The highest office attained by a former professional basketball player in the US is Senator, by former Princeton All-American and New York Knick forward Bill Bradley of New Jersey. Among current officeholders, former Detroit Piston forward and current Detroit Mayor Dave Bing is the highest-ranking.
Confederate cavalry genius Gen. Nathan Bedford Forrest (correct spelling for him and for Gump) once threatened to kill Gen. Braxton Bragg, his commanding officer.
ETA: Ninja’d too!
Sen. Bill Bradley, Democrat of New Jersey, took up basketball again in order to schmooze fellow lawmakers, rallying votes for the eventual passage of the 1986 Tax Reform Act.
Bill Bradley dropped out of Oxford two months prior to graduation in April 1967, to go into the Air Force Reserves.
On the Beverly Hillbillies it was said that Jethro went to Oxford. It was actually a town whose name was originally Oxen Ford but they shortened it to Oxford.
Jethro done graduated sixth grade and took to ciphering like a mule takes to millet!
Jethro Tull invented the seed drill and the horse-drawn hoe, helping to spark the Agricultural Revolution in Britain in the 18th century.
Not a play: Actually, he’s tied with Sacramento Mayor Kevin Johnson, a former Sacramento Kings guard.
In the Hebrew Bible, Jethro is the father in law of Moses and the father of Zipporah.
That is true as well in the Christian bible, in chapter 18 in the book of Exodus, the second book of the Old Testament. It’s in the Torah portion Yitro.
In Tora! Tora! Tora! (1970), the Japanese characters in the film refer to the date of the attack on Pearl Harbor as “December 8,” which is technically correct, as Japan is about a day ahead of Hawaii. It was translated as “December 7” in the subtitles to avoid confusing American audiences.
By remembering the International Date Line, even though his own diary covered 81 days, Phileas Fogg is able to win his bet that he could travel Around the World In Eighty Days, in the Jules Verne novel.
On November 1, 1884, the International Meridian Conference in Washington DC agreed to establish international zones according to the same system. GMT was considered the “time zero,” and the twenty-four standard meridians marked the centres of the zones. The International Date Line was placed along the 180 degree meridian in the Pacific Ocean.
Although the agreement was never written, France agreed to accept Greenwich as the prime meridian rather than Paris, in return for Britain agreeing to accept the French-devised metric system.
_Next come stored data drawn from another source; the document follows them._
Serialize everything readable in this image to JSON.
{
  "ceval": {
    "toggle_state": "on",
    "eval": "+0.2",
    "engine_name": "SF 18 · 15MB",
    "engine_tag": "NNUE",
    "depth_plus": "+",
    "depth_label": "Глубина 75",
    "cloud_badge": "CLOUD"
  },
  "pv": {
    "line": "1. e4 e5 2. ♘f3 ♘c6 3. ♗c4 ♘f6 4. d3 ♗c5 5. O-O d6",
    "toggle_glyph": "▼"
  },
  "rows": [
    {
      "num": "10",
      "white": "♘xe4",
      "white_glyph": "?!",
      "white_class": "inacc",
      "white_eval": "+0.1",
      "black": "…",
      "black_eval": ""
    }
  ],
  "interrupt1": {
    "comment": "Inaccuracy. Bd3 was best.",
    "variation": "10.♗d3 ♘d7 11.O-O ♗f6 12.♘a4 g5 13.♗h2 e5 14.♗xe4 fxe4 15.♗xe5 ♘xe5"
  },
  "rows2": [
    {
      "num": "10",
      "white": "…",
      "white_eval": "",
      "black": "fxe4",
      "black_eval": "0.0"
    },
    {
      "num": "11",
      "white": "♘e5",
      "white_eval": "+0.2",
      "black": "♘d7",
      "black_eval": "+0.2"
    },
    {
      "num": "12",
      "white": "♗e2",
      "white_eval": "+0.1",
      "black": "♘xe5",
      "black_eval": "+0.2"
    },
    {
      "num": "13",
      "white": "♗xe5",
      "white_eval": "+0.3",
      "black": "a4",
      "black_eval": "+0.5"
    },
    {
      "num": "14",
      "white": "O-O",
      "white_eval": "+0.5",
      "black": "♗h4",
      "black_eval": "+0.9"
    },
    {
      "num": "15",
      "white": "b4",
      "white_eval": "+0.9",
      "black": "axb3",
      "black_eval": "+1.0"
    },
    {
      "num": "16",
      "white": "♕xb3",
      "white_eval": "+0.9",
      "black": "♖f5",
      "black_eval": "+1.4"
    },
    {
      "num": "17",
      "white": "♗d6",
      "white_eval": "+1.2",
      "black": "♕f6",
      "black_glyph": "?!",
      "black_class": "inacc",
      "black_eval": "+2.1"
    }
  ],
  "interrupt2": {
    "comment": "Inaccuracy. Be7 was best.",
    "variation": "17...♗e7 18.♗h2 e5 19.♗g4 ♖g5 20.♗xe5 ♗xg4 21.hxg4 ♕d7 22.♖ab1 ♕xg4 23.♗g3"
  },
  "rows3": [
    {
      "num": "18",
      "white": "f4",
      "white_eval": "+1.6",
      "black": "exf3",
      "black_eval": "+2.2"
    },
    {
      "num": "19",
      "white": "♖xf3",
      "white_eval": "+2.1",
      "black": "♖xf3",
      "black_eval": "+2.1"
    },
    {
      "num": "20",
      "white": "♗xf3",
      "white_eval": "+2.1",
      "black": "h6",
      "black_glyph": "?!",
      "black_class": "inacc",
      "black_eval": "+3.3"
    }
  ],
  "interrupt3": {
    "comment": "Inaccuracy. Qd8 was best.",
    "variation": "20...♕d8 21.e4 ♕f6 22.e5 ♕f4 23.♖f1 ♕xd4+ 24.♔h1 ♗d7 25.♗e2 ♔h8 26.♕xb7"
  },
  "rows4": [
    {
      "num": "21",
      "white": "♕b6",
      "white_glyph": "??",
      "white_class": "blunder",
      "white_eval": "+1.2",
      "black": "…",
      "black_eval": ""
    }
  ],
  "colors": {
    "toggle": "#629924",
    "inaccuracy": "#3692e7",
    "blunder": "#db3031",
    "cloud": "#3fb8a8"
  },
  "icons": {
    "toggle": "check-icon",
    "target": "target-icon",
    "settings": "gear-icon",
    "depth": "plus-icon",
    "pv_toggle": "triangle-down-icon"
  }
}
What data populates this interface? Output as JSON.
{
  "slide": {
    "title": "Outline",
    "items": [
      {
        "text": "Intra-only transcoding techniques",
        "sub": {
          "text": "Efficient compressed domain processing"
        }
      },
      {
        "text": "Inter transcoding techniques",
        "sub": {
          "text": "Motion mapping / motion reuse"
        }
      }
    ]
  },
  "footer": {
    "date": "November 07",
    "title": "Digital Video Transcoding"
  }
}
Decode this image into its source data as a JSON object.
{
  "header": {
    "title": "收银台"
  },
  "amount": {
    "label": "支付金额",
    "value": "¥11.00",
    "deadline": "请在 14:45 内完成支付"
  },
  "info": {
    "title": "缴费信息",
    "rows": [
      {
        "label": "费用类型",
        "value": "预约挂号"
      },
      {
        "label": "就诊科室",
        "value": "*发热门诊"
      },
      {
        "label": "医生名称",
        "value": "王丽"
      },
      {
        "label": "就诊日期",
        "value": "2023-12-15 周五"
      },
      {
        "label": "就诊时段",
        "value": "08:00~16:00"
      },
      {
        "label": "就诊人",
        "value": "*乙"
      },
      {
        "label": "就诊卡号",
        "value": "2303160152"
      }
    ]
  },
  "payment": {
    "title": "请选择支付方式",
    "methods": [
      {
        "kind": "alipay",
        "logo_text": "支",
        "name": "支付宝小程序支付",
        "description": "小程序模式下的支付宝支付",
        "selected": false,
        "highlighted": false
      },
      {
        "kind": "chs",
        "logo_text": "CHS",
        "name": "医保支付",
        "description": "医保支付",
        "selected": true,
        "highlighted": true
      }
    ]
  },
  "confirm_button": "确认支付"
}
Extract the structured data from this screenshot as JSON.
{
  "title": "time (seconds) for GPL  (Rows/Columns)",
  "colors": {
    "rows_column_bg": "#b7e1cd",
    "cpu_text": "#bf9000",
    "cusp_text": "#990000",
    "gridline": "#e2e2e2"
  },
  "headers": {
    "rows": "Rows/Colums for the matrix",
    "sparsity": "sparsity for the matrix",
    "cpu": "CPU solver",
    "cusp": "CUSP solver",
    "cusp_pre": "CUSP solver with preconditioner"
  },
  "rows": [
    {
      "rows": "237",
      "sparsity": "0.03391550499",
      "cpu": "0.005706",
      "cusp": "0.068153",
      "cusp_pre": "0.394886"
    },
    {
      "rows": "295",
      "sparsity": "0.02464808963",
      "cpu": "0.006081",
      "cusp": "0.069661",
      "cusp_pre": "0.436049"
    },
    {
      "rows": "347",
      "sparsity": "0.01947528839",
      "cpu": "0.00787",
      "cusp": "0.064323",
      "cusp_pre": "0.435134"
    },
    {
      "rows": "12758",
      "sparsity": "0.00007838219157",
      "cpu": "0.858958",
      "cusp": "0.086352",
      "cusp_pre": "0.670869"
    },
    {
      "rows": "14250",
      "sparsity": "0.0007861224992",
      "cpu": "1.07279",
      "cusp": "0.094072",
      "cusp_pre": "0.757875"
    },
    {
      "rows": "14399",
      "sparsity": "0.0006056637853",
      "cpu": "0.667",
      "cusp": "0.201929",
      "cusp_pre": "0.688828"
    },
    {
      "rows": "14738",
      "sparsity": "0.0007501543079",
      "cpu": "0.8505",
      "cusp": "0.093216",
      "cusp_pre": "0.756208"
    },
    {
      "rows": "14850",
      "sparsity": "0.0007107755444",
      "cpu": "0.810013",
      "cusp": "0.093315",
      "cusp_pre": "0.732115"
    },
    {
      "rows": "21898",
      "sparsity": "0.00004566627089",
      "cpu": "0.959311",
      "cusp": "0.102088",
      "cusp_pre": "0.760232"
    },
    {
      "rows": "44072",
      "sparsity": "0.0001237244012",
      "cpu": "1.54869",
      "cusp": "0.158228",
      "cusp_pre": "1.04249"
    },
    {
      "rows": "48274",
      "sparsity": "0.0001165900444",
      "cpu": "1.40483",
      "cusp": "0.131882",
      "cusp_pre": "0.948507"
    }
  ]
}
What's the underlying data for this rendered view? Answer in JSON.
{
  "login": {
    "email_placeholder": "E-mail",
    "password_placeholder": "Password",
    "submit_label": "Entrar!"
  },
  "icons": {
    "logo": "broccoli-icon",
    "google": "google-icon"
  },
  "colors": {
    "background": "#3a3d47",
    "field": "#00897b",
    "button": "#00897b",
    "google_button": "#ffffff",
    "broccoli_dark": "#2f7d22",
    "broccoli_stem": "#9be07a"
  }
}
Helping Greenwich become the Prime Meridian was the fact that both the UK and US Navies, the world’s largest at the time, as well as their merchant fleets used UK Admiralty maps based on it.
Paris became known as the City of Lights due to the intellectual residents (the “lights”) who made Paris a world-renowned center, drawing other artists, writers and sculptors.
The present-day city of Paris is on the site of a town known as Lutetia during the era of Roman Gaul. The chemical element lutetium was named by its French discoverer, Georges Urbain, in honor of Lutetia.
Artist Pierre-August Renoir grew up in a slum that spring up in the courtyard of the Louvre in Paris.
Tom Paris was helmsman of USS Voyager, and later married and had a child with the half-Klingon B’Elanna Torres, chief engineer of the ship.
In the ST:TOS episode “The Corbomite Maneuver”, actor Jonathan Goldsmith did something commonly thought impossible - he survived the entire episode despite wearing a red shirt. The achievement is only one of many reasons he today is Dos Equis Beer’s Most Interesting Man in the World.
Stay thirsty, my friends.
The Pere-Lachaise Cemetery in Paris has over 1 million graves, including those of Chopin, Molière, Proust, Modigliani and Balzac. Also buried there are Jim Morrison, Sarah Bernhardt, Oscar Wilde, Isadora Duncan and Edith Piaf.
ETA: Ninja’d! Stay thirsty, my friends.